Why are some online organizing efforts more successful than others?

by Eszter Hargittai on June 23, 2008

Like Henry, I also participated in the TPM Cafés Book Club discussion of Clay Shirky‘s Here Comes Everybody last week. My contribution continues along the theme of some of the earlier posts concerning inequalities, but my particular focus is why some online organizing efforts are more successful than others and what factor the organizer’s resources play in all this.

In related news, Clay will be joining us as a guest here in a couple of weeks. This advance warning should give you enough time to go and read his book although it’s not a requirement for commenting on his posts.:)

{ 2 comments }

1

Steve Laniel 06.23.08 at 9:33 pm

I love Shirky, but forgive me for being rather numb to “technology will revolutionize everything” claims. I reviewed Shirky’s book a while back. Shirky is a technologist, not a historian.

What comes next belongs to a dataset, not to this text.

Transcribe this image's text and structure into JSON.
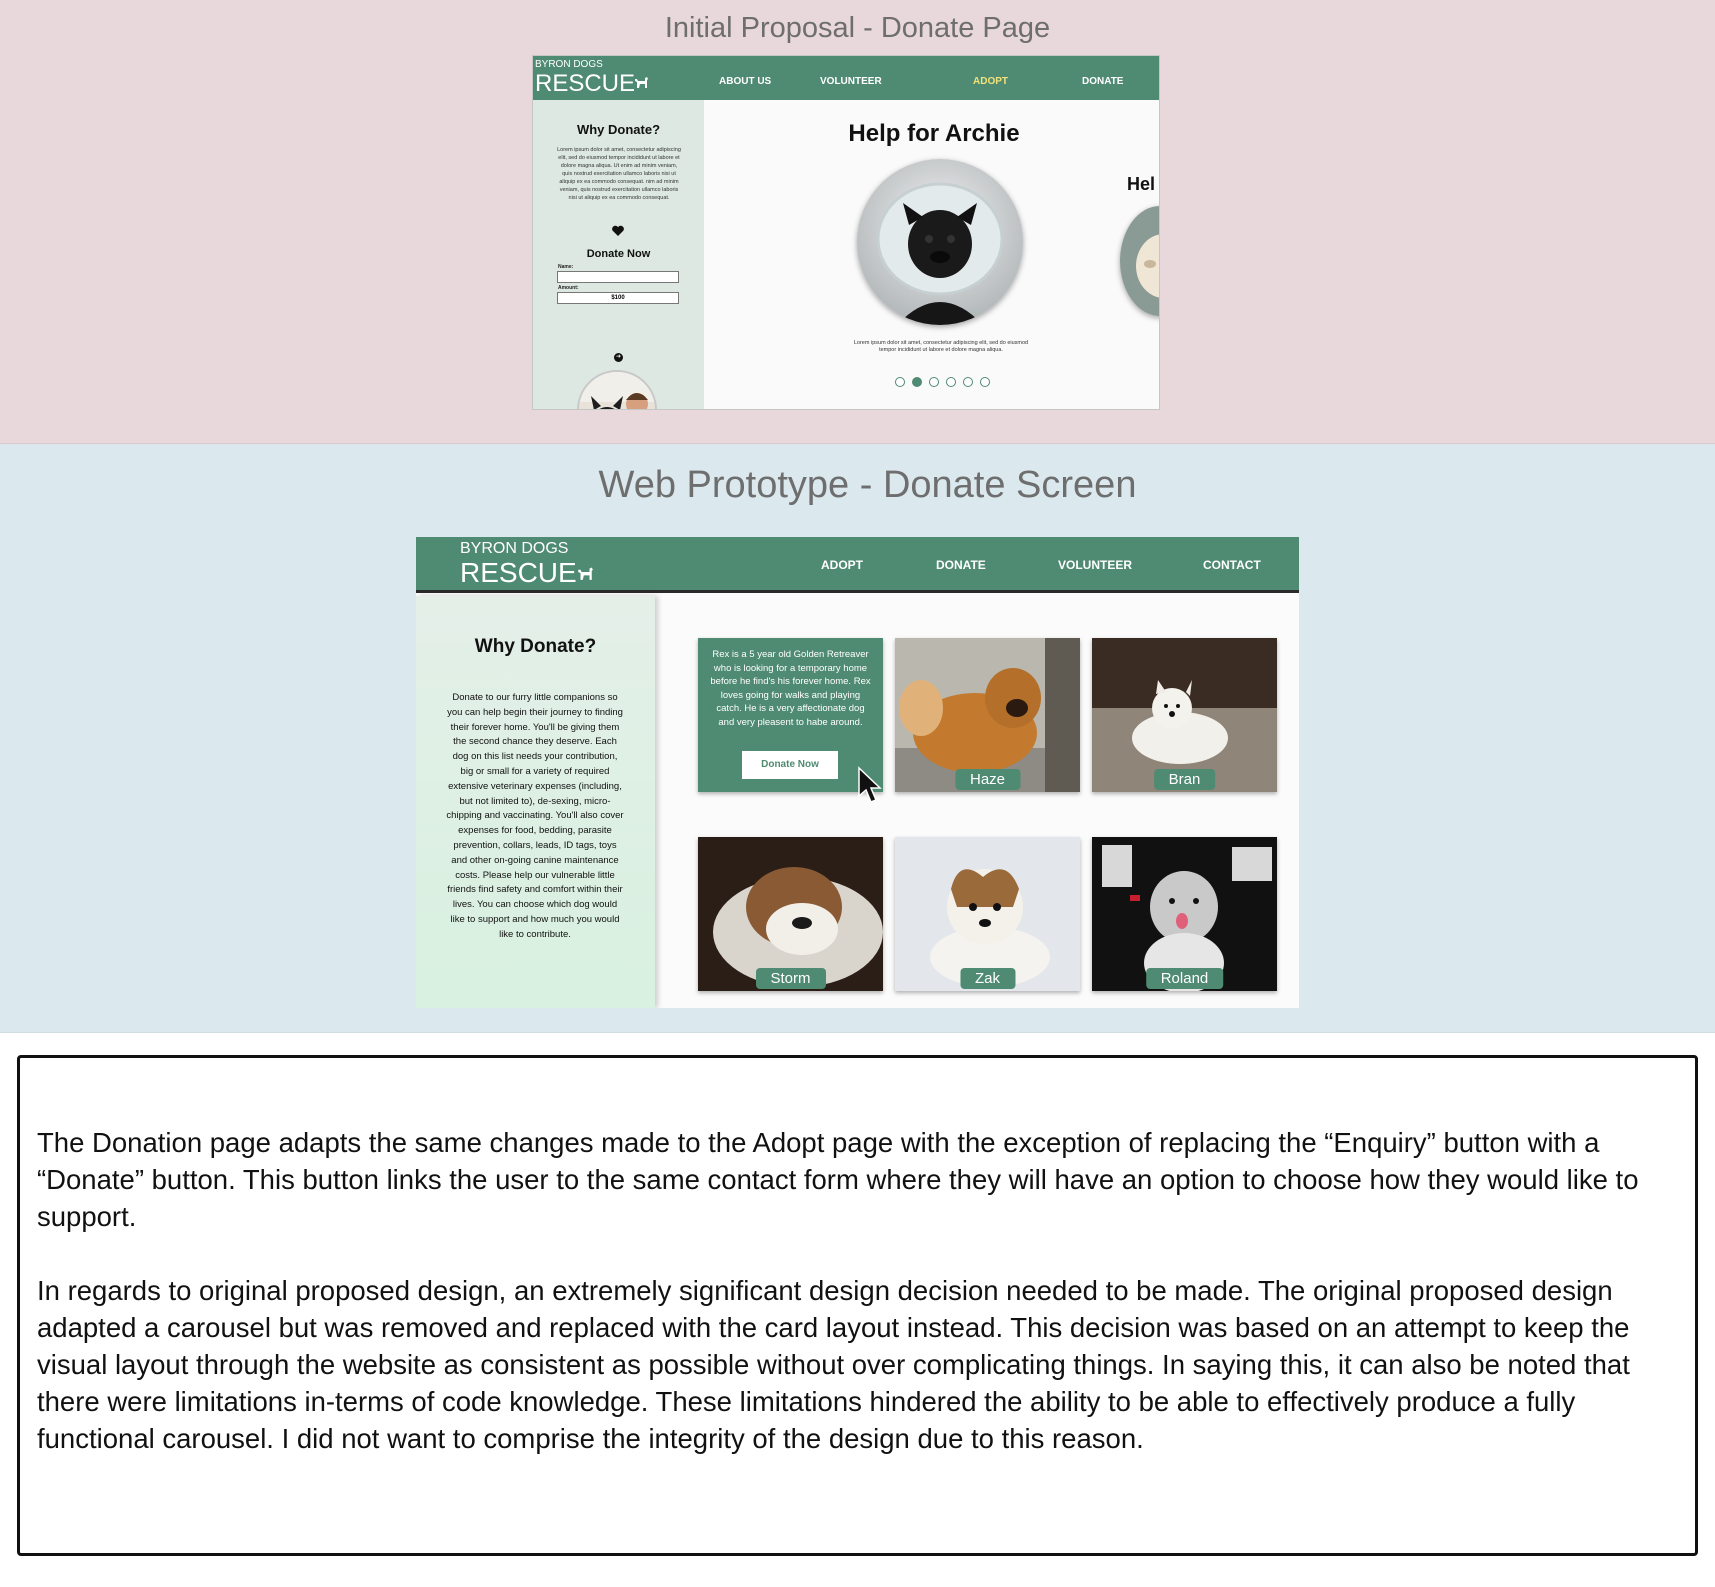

He needs to step back and ask why some revolutions have not happened the way people thought they would. My short answer would be: because politics always trumps technology.

I’m curious if people here get anything good out of that review.

2

Seth Finkelstein 06.24.08 at 12:07 am

1. Readers might enjoy a column I wrote on this topic:


Great internet campaigns don’t guarantee success in politics

“Internet evangelism shares a marketing technique with sellers of quack medicine, in that the promoters are eager to emphasise any successes and ignore any failures.”

2) I also recommend Tom Slee’s review

“The questions then become ones of what kind of structures will form and persist in the online world, and if you are going to talk about these questions then you have to address the economics of the problem.”